I use cygwin to launch emacs so I can manipulate my environment
settings and such within the tcsh shell, rather than my windows
environment. This minimizes the potential collisions in application
names and paths between my unix programs and my windows programs (some
of which use unix program names for basic management).

I've been using this system for roughly 12 years now, and have had no
real problems.

As far as the TZ environment variable inside emacs, it is showing as
Which is correct for the new time zone rules. There is something in
the emacs program itself that still assuming I'm in EST, even though
the TCSH shell and MS Windows (XP) put me in EDT.

I would concur with your conclusion that Cygwin is the issue, except
that both Cygwin and Windows show the right time, while emacs does
not. This is leading me to believe that there's something in the
emacs code that is not behaving correctly. It seems to be an issue
with the current-time command in the C source code, but I've not been
able to track down the exact problem yet.
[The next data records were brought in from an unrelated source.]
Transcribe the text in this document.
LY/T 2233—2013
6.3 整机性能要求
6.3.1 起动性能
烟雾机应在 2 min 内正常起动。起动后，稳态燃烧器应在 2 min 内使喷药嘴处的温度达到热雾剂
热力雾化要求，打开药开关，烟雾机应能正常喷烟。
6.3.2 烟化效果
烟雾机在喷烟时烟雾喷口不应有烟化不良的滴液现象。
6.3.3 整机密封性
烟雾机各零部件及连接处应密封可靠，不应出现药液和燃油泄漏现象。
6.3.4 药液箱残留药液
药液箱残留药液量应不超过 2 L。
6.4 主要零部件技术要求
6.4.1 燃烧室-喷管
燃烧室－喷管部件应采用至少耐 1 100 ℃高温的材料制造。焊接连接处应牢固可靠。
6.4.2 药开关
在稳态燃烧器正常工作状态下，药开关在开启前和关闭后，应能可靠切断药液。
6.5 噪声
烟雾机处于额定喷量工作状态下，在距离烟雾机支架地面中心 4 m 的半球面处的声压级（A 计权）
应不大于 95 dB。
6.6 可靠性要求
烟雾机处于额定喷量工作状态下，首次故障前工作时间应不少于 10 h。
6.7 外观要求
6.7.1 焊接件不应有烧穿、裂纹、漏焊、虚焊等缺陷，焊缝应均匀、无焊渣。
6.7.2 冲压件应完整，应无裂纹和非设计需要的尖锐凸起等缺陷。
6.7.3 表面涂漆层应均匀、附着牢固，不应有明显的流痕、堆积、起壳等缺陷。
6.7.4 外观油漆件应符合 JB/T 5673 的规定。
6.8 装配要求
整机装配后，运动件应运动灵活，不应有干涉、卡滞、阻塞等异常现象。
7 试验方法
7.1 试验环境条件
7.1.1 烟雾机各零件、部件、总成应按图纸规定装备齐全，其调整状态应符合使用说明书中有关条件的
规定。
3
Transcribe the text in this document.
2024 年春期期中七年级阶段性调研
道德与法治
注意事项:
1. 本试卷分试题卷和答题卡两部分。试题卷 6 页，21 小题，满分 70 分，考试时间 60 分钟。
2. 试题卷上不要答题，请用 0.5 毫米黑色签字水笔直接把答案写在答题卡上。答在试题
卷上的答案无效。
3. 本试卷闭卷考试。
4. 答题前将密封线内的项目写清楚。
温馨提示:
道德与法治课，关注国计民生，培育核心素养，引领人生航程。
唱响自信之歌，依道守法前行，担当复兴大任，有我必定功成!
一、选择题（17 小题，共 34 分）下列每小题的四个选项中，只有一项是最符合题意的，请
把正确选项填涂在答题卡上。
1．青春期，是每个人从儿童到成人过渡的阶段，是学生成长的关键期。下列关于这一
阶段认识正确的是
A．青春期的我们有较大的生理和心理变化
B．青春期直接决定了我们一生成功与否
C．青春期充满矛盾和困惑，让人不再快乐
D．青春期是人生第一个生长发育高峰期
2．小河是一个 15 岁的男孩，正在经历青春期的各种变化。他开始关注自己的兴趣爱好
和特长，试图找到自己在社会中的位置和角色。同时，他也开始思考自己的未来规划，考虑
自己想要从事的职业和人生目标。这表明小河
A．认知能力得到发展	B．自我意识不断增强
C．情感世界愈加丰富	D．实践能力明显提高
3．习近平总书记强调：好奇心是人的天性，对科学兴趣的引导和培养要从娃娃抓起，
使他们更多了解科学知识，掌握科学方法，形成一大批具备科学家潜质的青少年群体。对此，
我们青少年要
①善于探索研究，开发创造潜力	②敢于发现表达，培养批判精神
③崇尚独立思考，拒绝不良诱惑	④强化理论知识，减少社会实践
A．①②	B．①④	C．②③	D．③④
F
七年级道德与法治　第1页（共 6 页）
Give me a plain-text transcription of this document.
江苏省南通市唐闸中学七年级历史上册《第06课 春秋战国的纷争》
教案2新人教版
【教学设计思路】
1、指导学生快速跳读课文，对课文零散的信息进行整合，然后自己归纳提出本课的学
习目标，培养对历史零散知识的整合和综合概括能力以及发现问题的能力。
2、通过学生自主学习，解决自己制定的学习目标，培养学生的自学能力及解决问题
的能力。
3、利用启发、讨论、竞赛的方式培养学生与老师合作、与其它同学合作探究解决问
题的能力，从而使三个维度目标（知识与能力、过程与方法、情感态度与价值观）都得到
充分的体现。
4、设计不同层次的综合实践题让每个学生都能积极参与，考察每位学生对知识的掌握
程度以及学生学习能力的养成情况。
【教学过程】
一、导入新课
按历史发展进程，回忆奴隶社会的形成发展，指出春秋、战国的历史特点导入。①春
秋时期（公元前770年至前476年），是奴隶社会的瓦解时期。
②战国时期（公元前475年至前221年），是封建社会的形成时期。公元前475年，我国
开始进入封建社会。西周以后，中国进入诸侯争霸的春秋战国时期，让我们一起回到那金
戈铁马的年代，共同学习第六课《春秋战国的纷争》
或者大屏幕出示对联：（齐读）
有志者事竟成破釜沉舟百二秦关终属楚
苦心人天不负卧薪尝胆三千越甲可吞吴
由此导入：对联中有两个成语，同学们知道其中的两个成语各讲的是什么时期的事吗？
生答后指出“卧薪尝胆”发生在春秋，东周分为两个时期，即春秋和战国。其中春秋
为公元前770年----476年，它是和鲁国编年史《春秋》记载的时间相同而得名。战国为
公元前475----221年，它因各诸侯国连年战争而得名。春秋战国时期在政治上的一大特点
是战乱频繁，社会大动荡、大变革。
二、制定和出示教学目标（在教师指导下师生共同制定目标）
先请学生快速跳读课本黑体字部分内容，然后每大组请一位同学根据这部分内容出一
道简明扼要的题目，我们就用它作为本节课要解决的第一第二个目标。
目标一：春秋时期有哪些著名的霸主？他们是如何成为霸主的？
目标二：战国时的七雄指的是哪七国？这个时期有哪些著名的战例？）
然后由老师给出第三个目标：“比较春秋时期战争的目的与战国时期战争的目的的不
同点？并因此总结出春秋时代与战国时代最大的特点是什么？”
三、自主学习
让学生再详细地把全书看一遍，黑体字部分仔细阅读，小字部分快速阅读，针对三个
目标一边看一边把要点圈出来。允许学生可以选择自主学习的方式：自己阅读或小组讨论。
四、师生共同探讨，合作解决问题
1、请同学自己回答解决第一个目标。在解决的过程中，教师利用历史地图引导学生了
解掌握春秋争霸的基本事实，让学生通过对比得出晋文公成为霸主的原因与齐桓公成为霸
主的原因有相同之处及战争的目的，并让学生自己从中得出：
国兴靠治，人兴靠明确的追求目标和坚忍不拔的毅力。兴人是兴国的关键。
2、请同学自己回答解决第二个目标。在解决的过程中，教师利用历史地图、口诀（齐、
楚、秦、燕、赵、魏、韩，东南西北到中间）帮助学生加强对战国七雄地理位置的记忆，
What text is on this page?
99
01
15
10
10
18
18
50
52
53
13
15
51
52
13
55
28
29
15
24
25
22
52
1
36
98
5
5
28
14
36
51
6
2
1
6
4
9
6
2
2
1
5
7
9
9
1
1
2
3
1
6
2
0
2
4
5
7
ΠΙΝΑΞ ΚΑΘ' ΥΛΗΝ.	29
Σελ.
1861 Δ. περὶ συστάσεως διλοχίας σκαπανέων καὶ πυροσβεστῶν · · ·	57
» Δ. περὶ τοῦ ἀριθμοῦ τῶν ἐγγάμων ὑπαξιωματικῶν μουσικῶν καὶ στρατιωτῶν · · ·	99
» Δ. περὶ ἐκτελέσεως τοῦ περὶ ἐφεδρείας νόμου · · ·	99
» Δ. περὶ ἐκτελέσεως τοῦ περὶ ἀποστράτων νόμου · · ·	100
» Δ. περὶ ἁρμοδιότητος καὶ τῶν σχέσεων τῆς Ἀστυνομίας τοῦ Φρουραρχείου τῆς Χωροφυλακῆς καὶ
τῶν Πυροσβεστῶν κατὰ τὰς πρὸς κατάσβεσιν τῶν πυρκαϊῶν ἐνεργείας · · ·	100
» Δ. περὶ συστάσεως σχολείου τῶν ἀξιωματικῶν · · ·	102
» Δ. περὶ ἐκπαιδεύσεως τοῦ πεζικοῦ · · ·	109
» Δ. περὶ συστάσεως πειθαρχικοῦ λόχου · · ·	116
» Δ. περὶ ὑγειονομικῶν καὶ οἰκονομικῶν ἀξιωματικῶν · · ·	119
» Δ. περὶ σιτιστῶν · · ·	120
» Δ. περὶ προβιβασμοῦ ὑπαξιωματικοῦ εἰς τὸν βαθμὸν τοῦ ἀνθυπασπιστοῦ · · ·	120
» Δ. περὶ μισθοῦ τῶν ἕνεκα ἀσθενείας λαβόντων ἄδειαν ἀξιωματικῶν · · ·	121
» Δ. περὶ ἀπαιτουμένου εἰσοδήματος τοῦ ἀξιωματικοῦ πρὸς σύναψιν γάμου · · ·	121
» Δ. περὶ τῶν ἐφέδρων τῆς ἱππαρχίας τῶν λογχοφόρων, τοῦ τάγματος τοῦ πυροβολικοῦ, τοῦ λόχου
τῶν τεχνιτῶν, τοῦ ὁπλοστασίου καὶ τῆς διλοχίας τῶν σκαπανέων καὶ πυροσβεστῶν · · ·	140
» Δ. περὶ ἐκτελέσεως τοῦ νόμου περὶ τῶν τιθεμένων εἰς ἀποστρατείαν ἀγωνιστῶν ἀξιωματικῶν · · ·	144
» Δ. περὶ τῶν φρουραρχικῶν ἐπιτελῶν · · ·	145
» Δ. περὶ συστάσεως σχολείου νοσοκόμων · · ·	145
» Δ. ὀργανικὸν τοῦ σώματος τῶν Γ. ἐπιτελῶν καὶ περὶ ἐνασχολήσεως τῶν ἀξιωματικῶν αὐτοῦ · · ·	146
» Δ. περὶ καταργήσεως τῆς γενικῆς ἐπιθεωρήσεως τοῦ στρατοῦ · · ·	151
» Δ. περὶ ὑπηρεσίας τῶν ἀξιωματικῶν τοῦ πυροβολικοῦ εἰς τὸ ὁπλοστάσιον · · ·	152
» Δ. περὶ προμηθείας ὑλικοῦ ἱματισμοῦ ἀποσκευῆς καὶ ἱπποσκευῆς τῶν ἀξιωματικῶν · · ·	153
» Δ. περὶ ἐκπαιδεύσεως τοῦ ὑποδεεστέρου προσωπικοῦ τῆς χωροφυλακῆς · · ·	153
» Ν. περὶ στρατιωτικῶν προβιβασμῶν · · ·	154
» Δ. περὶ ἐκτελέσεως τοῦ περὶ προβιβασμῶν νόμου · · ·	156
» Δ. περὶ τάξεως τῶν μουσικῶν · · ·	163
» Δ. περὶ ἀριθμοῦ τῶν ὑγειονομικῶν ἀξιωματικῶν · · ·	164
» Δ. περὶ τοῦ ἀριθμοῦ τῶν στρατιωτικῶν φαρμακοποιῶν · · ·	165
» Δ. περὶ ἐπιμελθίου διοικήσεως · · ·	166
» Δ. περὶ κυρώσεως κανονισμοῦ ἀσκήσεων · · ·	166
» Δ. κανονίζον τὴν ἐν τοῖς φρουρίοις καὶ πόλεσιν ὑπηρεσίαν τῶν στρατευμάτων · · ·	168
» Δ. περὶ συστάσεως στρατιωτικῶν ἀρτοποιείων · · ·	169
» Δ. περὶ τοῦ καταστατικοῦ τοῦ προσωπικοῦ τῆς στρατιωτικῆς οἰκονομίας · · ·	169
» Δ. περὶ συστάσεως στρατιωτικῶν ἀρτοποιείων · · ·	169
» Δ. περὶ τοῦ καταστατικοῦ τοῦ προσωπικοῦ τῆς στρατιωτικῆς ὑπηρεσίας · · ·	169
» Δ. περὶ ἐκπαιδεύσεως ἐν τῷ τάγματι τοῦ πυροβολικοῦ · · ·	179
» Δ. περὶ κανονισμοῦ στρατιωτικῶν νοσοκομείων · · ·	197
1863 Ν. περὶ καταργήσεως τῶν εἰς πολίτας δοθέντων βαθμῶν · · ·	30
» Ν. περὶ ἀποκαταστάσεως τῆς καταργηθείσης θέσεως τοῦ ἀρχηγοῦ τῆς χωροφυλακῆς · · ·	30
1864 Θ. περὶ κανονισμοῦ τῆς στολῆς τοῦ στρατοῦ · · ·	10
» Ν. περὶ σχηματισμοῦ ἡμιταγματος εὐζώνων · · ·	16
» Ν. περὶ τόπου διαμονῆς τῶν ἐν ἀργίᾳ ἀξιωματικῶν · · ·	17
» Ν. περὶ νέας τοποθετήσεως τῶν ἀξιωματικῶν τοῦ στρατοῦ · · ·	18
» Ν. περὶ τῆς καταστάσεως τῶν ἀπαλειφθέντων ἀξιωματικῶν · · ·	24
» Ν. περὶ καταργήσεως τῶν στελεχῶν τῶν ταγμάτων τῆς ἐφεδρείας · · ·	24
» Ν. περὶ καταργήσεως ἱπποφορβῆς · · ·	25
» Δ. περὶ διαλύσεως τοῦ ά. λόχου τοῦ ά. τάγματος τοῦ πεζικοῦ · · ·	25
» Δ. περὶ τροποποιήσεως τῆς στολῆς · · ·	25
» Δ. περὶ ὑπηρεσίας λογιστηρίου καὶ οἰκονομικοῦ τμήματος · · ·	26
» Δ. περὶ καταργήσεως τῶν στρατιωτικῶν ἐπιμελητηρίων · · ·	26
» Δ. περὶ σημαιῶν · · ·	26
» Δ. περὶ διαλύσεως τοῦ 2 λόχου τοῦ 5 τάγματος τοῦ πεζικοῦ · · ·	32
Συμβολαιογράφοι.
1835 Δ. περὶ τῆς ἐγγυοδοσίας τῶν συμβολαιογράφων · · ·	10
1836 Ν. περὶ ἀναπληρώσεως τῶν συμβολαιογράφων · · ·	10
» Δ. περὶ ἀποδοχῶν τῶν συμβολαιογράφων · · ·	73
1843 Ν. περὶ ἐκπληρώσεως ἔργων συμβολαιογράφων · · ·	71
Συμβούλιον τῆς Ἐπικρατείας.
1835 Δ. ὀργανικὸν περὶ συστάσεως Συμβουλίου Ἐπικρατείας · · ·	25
Thanks everyone for all of the help so far!!! It's not the most
significant issue, but finding the solution is half the fun for me! :)

- Chris

Eli Zaretskii <address@hidden> writes:

>> From: Chris McMahan <address@hidden>
>> Date: Wed, 14 Mar 2007 08:22:02 -0500
>> It seems that the time zone rules are still being hardcoded
>> incorrectly somewhere within my Cygwin environment (yes I've updated
>> my Cygwin packages :). I'm working on tracking that down.
> Ah, Cygwin... you should have told that right away (and I should have
> asked).  Cygwin and native Windows programs are subtly incompatible;
> mixing them is asking for trouble.  I'm not at all surprised that the
> time-zone issue handling in Cygwin and in native Windows programs is
> different: they use different runtime libraries.
> Anyway, why do you need to invoke Emacs from tcsh?  Emacs's usage
> pattern is to start a session when your machine is powered up, and
> then never to leave that session.  So I suggest to invoke Emacs from a
> desktop icon, which will solve this problem as a nice side effect.